In its modern sense, calculus includes several mathematical disciplines. Most commonly, it means the detailed analysis of rates of change in functions and is of utmost importance in all sciences. It is usually divided into two (closely related) branches: differential calculus and integral calculus.

Calculus is concerned with concepts such as the rate of change of one variable quantity with respect to another, the slope of a curve at a prescribed point, the computation of the maximum and minimum values of functions, and the calculation of the area bounded by curves. Evolved from algebra, arithmetic, and geometry, it is the basis of that part of mathematics called analysis. Analytical topics depend on the concepts of calculus, such as differential equations, vector analysis, real analysis, and complex analysis.

Differential calculus involves derivatives and deals with such topics as maxima and minima and rates of change of functions. Calculus can be applied to many problems involving the notion of extreme amounts, such as the fastest, the most, the slowest, or the least. These maximum or minimum amounts may be described as values for which a certain rate of change (increase or decrease) is zero.

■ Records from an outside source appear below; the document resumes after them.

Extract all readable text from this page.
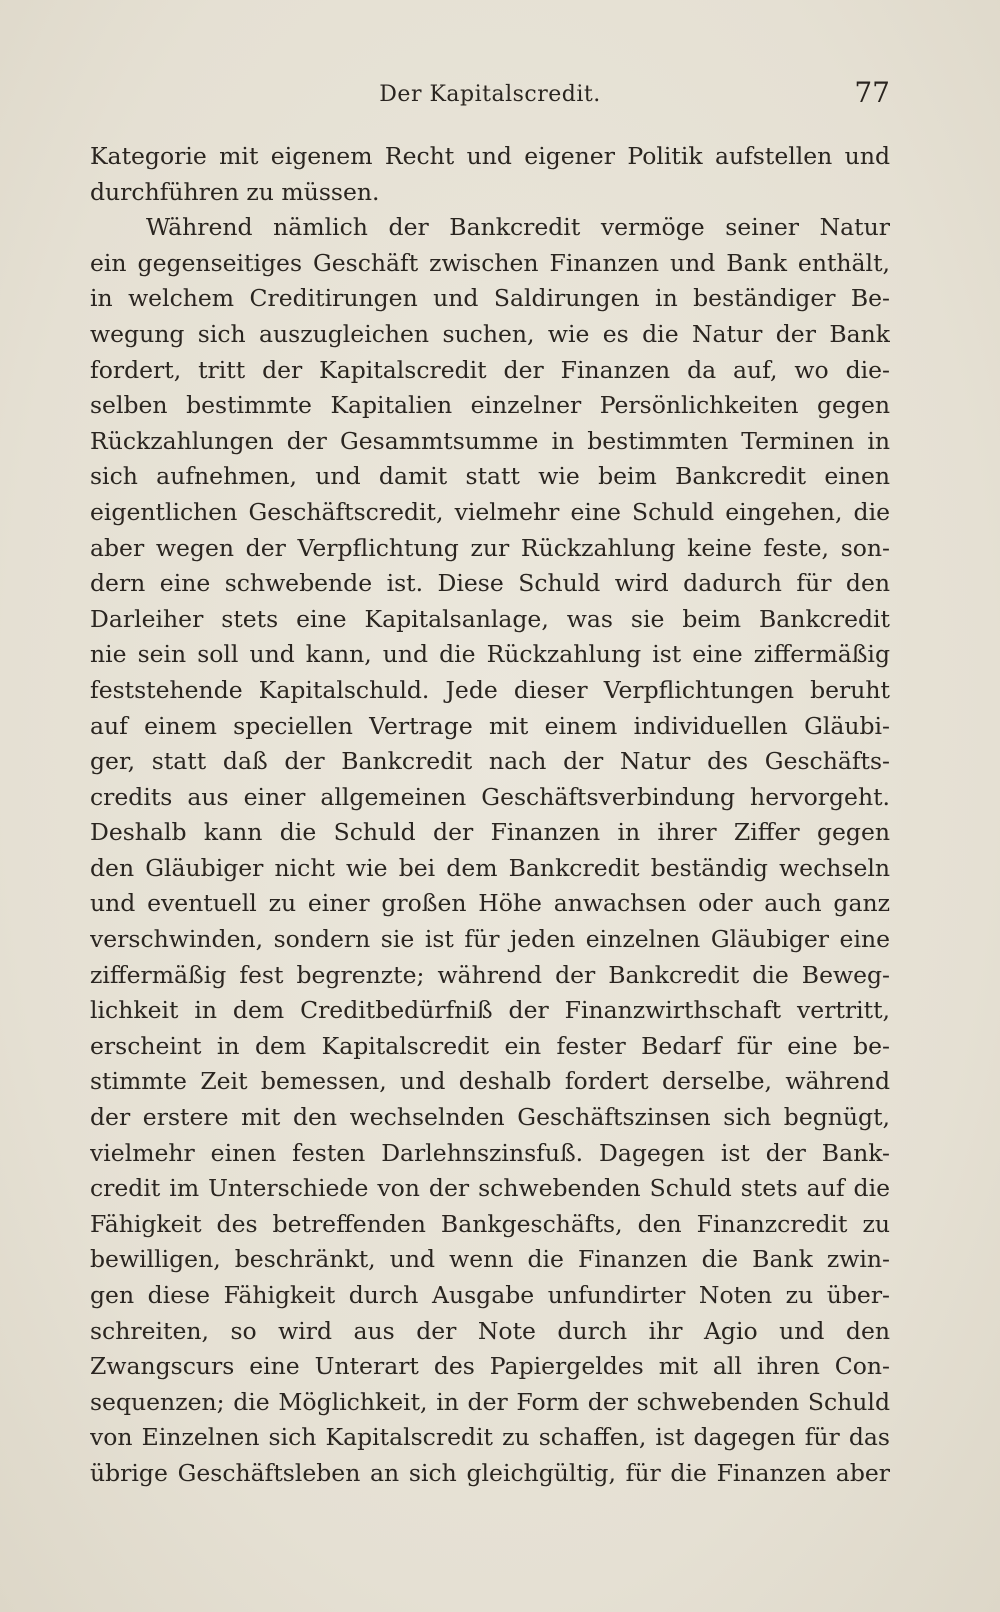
Der Kapitalscredit.	77
Kategorie mit eigenem Recht und eigener Politik aufstellen und
durchführen zu müssen.
Während nämlich der Bankcredit vermöge seiner Natur
ein gegenseitiges Geschäft zwischen Finanzen und Bank enthält,
in welchem Creditirungen und Saldirungen in beständiger Be-
wegung sich auszugleichen suchen, wie es die Natur der Bank
fordert, tritt der Kapitalscredit der Finanzen da auf, wo die-
selben bestimmte Kapitalien einzelner Persönlichkeiten gegen
Rückzahlungen der Gesammtsumme in bestimmten Terminen in
sich aufnehmen, und damit statt wie beim Bankcredit einen
eigentlichen Geschäftscredit, vielmehr eine Schuld eingehen, die
aber wegen der Verpflichtung zur Rückzahlung keine feste, son-
dern eine schwebende ist. Diese Schuld wird dadurch für den
Darleiher stets eine Kapitalsanlage, was sie beim Bankcredit
nie sein soll und kann, und die Rückzahlung ist eine ziffermäßig
feststehende Kapitalschuld. Jede dieser Verpflichtungen beruht
auf einem speciellen Vertrage mit einem individuellen Gläubi-
ger, statt daß der Bankcredit nach der Natur des Geschäfts-
credits aus einer allgemeinen Geschäftsverbindung hervorgeht.
Deshalb kann die Schuld der Finanzen in ihrer Ziffer gegen
den Gläubiger nicht wie bei dem Bankcredit beständig wechseln
und eventuell zu einer großen Höhe anwachsen oder auch ganz
verschwinden, sondern sie ist für jeden einzelnen Gläubiger eine
ziffermäßig fest begrenzte; während der Bankcredit die Beweg-
lichkeit in dem Creditbedürfniß der Finanzwirthschaft vertritt,
erscheint in dem Kapitalscredit ein fester Bedarf für eine be-
stimmte Zeit bemessen, und deshalb fordert derselbe, während
der erstere mit den wechselnden Geschäftszinsen sich begnügt,
vielmehr einen festen Darlehnszinsfuß. Dagegen ist der Bank-
credit im Unterschiede von der schwebenden Schuld stets auf die
Fähigkeit des betreffenden Bankgeschäfts, den Finanzcredit zu
bewilligen, beschränkt, und wenn die Finanzen die Bank zwin-
gen diese Fähigkeit durch Ausgabe unfundirter Noten zu über-
schreiten, so wird aus der Note durch ihr Agio und den
Zwangscurs eine Unterart des Papiergeldes mit all ihren Con-
sequenzen; die Möglichkeit, in der Form der schwebenden Schuld
von Einzelnen sich Kapitalscredit zu schaffen, ist dagegen für das
übrige Geschäftsleben an sich gleichgültig, für die Finanzen aber
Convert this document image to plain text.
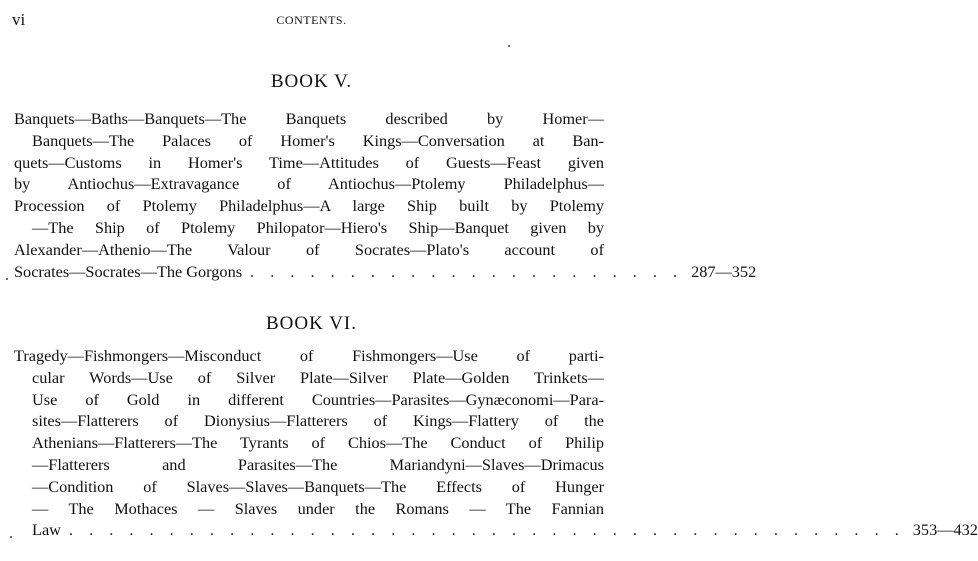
vi	CONTENTS.
BOOK V.
Banquets—Baths—Banquets—The Banquets described by Homer—
Banquets—The Palaces of Homer's Kings—Conversation at Ban-
quets—Customs in Homer's Time—Attitudes of Guests—Feast given
by Antiochus—Extravagance of Antiochus—Ptolemy Philadelphus—
Procession of Ptolemy Philadelphus—A large Ship built by Ptolemy
—The Ship of Ptolemy Philopator—Hiero's Ship—Banquet given by
Alexander—Athenio—The Valour of Socrates—Plato's account of
Socrates—Socrates—The Gorgons . . . . . . . . . . . . . . . . . . . . . . 287—352
BOOK VI.
Tragedy—Fishmongers—Misconduct of Fishmongers—Use of parti-
cular Words—Use of Silver Plate—Silver Plate—Golden Trinkets—
Use of Gold in different Countries—Parasites—Gynæconomi—Para-
sites—Flatterers of Dionysius—Flatterers of Kings—Flattery of the
Athenians—Flatterers—The Tyrants of Chios—The Conduct of Philip
—Flatterers and Parasites—The Mariandyni—Slaves—Drimacus
—Condition of Slaves—Slaves—Banquets—The Effects of Hunger
— The Mothaces — Slaves under the Romans — The Fannian
Law . . . . . . . . . . . . . . . . . . . . . . . . . . . . . . . . . . . . . . . . . . 353—432
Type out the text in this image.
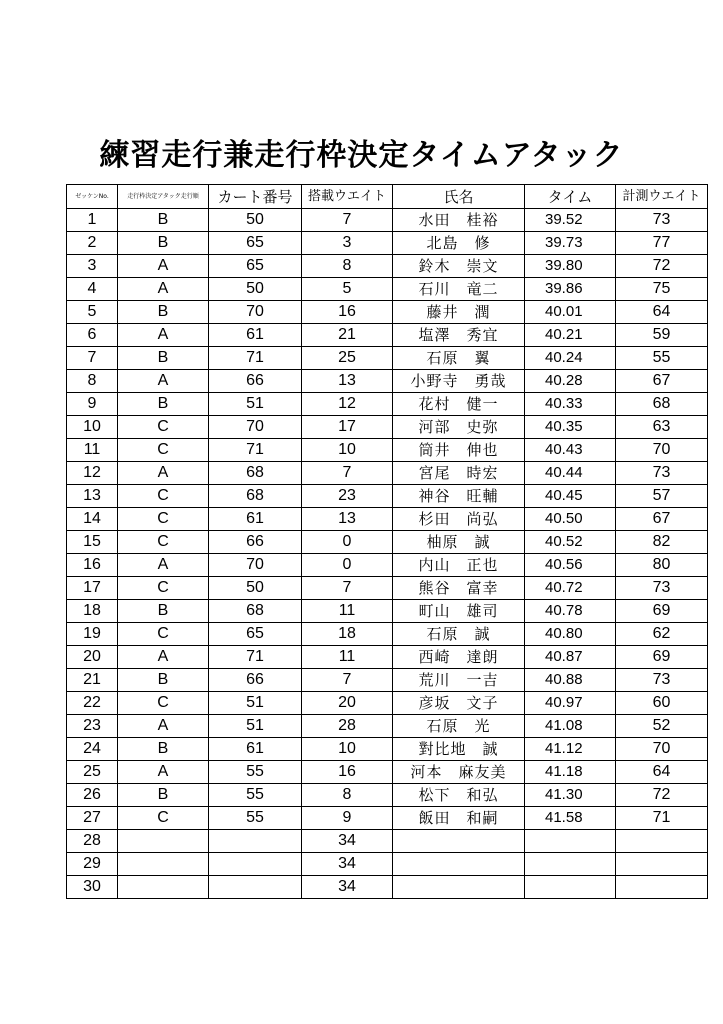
練習走行兼走行枠決定タイムアタック
ゼッケンNo.	走行枠決定アタック走行順	カート番号	搭載ウエイト	氏名	タイム	計測ウエイト
1	B	50	7	水田　桂裕	39.52	73
2	B	65	3	北島　修	39.73	77
3	A	65	8	鈴木　崇文	39.80	72
4	A	50	5	石川　竜二	39.86	75
5	B	70	16	藤井　潤	40.01	64
6	A	61	21	塩澤　秀宜	40.21	59
7	B	71	25	石原　翼	40.24	55
8	A	66	13	小野寺　勇哉	40.28	67
9	B	51	12	花村　健一	40.33	68
10	C	70	17	河部　史弥	40.35	63
11	C	71	10	筒井　伸也	40.43	70
12	A	68	7	宮尾　時宏	40.44	73
13	C	68	23	神谷　旺輔	40.45	57
14	C	61	13	杉田　尚弘	40.50	67
15	C	66	0	柚原　誠	40.52	82
16	A	70	0	内山　正也	40.56	80
17	C	50	7	熊谷　富幸	40.72	73
18	B	68	11	町山　雄司	40.78	69
19	C	65	18	石原　誠	40.80	62
20	A	71	11	西崎　達朗	40.87	69
21	B	66	7	荒川　一吉	40.88	73
22	C	51	20	彦坂　文子	40.97	60
23	A	51	28	石原　光	41.08	52
24	B	61	10	對比地　誠	41.12	70
25	A	55	16	河本　麻友美	41.18	64
26	B	55	8	松下　和弘	41.30	72
27	C	55	9	飯田　和嗣	41.58	71
28			34			
29			34			
30			34			
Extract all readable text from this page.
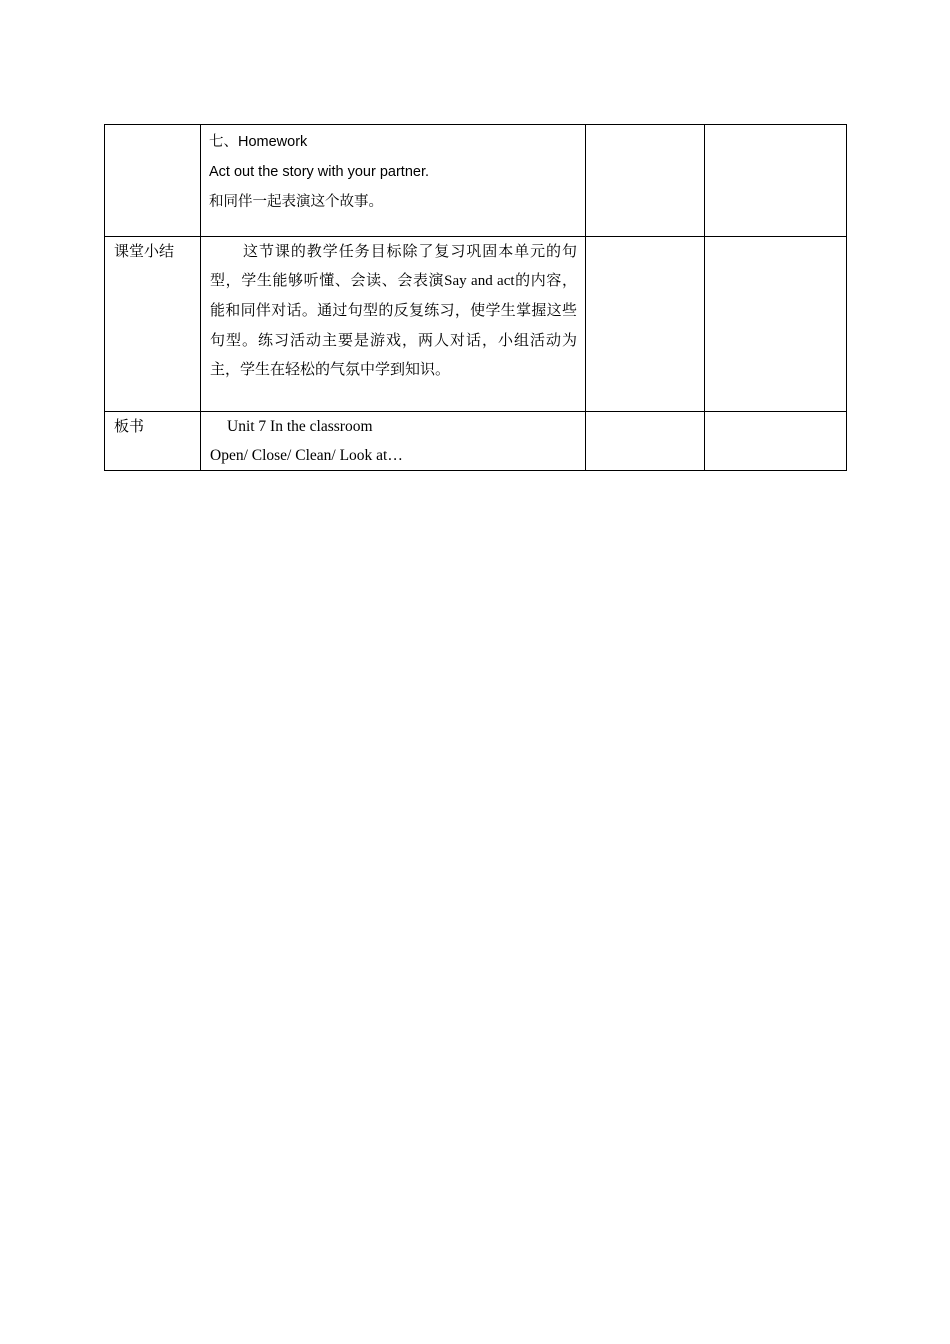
	七、Homework
Act out the story with your partner.
和同伴一起表演这个故事。		

课堂小结	这节课的教学任务目标除了复习巩固本单元的句型，学生能够听懂、会读、会表演Say and act的内容，能和同伴对话。通过句型的反复练习，使学生掌握这些句型。练习活动主要是游戏，两人对话，小组活动为主，学生在轻松的气氛中学到知识。		

板书	Unit 7 In the classroom
Open/ Close/ Clean/ Look at…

By using calculus it is possible to determine how high a projectile will go by finding the point at which its change of altitude with respect to time, that is, its velocity, is equal to zero.

Many general principles governing the behavior of physical processes are formulated almost invariably in terms of rates of change.

The definite integral, studied in integral calculus, can be used to find areas and volumes of irregular figures, to find lengths of curves, and to determine convergence or divergence of infinite series of numbers.

Calculus is widely employed in the physical, biological, and social sciences. It is used in physics to study the speed of a falling body, the rates of change in a chemical reaction, or the rate of decay of a radioactive material. In biology a problem such as the rate of growth of a colony of bacteria as a function of time is easily solved using calculus. In the social sciences calculus is widely used in the study of statistics and probability.

The fundamental concept of calculus, which distinguishes it from other branches of mathematics and is the source from which all its theory and applications are developed, is the theory of limits of functions of variables.